Una funzione tanto fondamentale da far sì che tutte le specie animali, dal moscerino della frutta all’homo sapiens, abbiano bisogno di dormire: scoprirlo è a valso a Cirelli il XV Pisa sleep award, prestigioso premio internazionale assegnato ogni anno dall’Ateneo toscano.

«L’idea centrale della teoria Shy – spiega la neuroscienziata – è che il sonno sia il prezzo da pagare per la plasticità cerebrale, ovvero la capacità di modificare le connessioni sinaptiche tra i neuroni man mano che impariamo cose nuove; è una caratteristica indispensabile per adattarci e rispondere adeguatamente ad un ambiente di veglia che cambia continuamente. Quest’abilità però è molto dispendiosa, perché il nostro cervello dedica fino all’80% dell’energia a mantenere l’attività sinaptica. Invece il sonno – uno stato in cui prestiamo molta meno attenzione all’esterno – permette al cervello di riequilibrare i pesi sinaptici: l’apprendimento di cose nuove avvenuto di giorno può essere ribilanciato da una riduzione di altre connessioni che non sono così importanti (o più) importanti, in modo da poter poi tornare a imparare l’indomani».

Quali evidenze sono state raccolte finora a supporto di questa teoria?

«Negli ultimi vent’anni abbiamo cercato di raccogliere evidenze in molti modi, studiando modelli animali come moscerini e topi ma anche l’uomo, ovviamente con metodi meno invasivi. In genere facciamo esperimenti andando a confrontare il peso sinaptico totale a fine giornata con quello dopo una notte di sonno. Nell’animale preleviamo il cervello e misuriamo la quantità di proteine sinaptiche o letteralmente la dimensione delle sinapsi, tramite microscopio elettronico: abbiamo verificato un ridimensionamento del 18% in circa l’80% delle sinapsi presenti in aree della corteccia cerebrale del topo. Una riduzione che ha risparmiato però le sinapsi più grandi, che potrebbero essere associate – ma si tratta di una speculazione – a memorie più stabili.

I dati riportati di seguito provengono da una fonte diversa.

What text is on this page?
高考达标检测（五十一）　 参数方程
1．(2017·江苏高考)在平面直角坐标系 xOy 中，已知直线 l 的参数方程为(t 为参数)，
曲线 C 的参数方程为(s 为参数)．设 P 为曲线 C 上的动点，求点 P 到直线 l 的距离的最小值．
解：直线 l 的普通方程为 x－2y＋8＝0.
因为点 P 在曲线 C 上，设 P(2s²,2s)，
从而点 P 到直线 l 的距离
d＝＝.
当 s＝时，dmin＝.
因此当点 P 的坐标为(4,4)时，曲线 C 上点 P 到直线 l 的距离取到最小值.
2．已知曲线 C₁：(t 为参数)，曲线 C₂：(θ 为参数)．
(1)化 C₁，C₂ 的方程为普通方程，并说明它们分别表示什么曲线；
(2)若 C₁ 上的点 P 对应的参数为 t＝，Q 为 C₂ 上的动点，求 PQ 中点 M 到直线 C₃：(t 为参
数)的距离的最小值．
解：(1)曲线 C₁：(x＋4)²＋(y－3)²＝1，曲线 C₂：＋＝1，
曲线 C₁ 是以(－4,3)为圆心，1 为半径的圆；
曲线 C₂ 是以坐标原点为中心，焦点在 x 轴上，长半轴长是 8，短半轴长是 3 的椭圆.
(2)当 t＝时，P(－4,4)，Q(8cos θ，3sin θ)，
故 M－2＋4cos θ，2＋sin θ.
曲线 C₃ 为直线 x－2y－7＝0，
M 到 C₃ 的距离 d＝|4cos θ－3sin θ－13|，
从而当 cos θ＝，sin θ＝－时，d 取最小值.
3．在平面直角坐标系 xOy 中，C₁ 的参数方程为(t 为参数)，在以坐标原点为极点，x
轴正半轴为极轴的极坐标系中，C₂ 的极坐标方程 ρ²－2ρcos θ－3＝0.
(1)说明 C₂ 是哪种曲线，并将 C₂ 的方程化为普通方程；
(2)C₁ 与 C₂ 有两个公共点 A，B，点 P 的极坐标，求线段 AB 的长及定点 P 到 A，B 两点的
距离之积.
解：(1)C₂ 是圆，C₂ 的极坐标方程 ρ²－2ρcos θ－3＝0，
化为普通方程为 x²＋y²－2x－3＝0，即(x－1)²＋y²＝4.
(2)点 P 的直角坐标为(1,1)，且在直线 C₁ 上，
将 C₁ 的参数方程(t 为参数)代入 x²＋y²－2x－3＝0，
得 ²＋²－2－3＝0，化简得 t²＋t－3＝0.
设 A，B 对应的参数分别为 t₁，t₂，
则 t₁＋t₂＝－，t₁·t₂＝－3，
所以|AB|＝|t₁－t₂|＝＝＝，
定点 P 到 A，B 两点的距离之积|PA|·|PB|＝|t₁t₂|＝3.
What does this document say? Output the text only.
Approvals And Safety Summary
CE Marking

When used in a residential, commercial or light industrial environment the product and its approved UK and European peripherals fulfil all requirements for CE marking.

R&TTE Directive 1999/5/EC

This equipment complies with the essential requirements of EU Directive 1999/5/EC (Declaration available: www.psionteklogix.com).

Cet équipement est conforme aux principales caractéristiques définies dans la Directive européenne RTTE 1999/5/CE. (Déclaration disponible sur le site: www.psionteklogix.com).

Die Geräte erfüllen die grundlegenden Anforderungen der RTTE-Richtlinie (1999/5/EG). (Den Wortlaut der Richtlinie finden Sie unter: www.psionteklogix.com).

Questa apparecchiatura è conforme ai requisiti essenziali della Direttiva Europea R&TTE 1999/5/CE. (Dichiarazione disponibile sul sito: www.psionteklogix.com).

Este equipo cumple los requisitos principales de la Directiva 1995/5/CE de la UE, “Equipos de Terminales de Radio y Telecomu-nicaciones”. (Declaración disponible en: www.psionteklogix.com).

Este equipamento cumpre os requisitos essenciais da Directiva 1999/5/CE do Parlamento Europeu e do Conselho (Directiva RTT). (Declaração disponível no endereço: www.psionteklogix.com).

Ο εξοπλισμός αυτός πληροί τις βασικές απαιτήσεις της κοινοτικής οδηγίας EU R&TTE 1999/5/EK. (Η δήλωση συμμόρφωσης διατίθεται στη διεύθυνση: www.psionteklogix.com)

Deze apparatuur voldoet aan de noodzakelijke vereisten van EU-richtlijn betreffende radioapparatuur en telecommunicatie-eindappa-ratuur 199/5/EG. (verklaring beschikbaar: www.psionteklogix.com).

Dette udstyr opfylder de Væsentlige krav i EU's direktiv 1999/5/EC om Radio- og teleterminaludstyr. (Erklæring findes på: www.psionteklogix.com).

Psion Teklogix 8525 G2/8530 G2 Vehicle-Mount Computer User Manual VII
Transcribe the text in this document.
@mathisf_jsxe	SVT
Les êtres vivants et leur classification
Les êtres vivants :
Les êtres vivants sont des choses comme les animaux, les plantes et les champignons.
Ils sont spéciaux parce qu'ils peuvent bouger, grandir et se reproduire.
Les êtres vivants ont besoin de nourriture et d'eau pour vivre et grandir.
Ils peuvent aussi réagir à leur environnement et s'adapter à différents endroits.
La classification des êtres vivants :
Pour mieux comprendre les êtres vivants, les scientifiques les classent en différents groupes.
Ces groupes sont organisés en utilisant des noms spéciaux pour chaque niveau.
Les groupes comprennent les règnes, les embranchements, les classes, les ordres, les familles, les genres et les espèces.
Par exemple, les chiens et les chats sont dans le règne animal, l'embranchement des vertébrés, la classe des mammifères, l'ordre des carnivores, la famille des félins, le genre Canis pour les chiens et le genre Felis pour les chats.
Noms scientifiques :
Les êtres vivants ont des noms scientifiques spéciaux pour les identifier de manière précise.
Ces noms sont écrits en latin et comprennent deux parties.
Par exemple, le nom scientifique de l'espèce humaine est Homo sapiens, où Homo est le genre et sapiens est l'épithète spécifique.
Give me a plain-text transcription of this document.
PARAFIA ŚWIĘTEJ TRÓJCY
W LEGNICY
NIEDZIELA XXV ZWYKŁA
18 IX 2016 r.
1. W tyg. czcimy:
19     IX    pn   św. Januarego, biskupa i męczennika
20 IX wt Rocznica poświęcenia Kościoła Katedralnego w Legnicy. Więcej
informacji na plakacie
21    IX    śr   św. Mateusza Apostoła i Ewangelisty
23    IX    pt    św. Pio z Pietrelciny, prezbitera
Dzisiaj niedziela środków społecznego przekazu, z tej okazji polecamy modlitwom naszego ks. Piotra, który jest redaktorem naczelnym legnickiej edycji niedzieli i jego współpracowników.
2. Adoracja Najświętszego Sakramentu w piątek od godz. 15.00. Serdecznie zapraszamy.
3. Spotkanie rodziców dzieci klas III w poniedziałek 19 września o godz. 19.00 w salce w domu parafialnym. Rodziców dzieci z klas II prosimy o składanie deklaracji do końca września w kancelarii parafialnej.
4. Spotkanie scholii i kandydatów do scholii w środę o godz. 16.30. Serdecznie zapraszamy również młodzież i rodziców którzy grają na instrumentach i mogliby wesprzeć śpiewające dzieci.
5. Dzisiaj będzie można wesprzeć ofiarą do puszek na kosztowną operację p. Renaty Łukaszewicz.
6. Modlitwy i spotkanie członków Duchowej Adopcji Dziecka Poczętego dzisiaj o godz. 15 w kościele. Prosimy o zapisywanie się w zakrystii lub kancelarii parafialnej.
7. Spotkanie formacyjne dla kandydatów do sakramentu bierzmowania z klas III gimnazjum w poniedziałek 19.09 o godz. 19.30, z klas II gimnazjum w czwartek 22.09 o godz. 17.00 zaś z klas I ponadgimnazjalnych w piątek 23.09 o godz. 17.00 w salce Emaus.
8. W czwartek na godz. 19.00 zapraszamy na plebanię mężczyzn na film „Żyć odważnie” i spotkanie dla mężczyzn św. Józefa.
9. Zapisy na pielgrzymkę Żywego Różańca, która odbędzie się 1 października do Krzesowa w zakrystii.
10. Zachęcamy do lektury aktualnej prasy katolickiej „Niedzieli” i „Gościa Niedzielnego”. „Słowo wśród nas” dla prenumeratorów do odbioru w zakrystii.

Estrapolando dai topi all’uomo, questo significa che ogni notte trilioni di sinapsi nella nostra corteccia cerebrale potrebbero diventare più piccole. Anche nell’ippocampo la grande maggioranza delle sinapsi si indebolisce nel sonno, ma questo non significa che la teoria Shy sia già dimostrata: occorre continuare a indagare, ad esempio in altre aree del cervello».

Dunque una buona notte di sonno ci aiuta a dimenticare, più che a ricordarci meglio cosa abbiamo imparato durante il giorno?

«Sia l’apprendimento sia il consolidamento delle memorie sono due benefici del sonno che la teoria dell’omeostasi sinaptica può spiegare. Per avere l’abilità di imparare cose nuove è necessario infatti che ci siano sinapsi libere, pronte ad essere coinvolte in una forma di potenziamento: molti studi di tipo comportamentale in effetti mostrano che dopo il sonno si impara meglio. Ma Shy può spiegare anche come si consolidano le memorie: durante il sonno non si indeboliscono le sinapsi che durante il giorno sono state coinvolte durante una nuova forma di apprendimento, e dunque si rafforzano in modo relativo rispetto alle altre».

Se questa è la funzione del sonno, cosa sappiamo di quella dei sogni?

«Questo ad oggi è un campo d’indagine totalmente speculativo, e sempre più complesso perché ad esempio oggi sappiamo che c’è un sacco di attività onirica anche nelle fasi non-Rem del sonno. A dire il vero non è neanche detto che i sogni abbiamo una funzione particolare: potrebbero essere un epifenomeno, una manifestazione del fatto che anche mentre dormiamo il nostro cervello è molto attivo e ha esperienze coscienti. Avere e studiare queste esperienze ci offre però l’opportunità di vedere di cos’è capace il nostro cervello».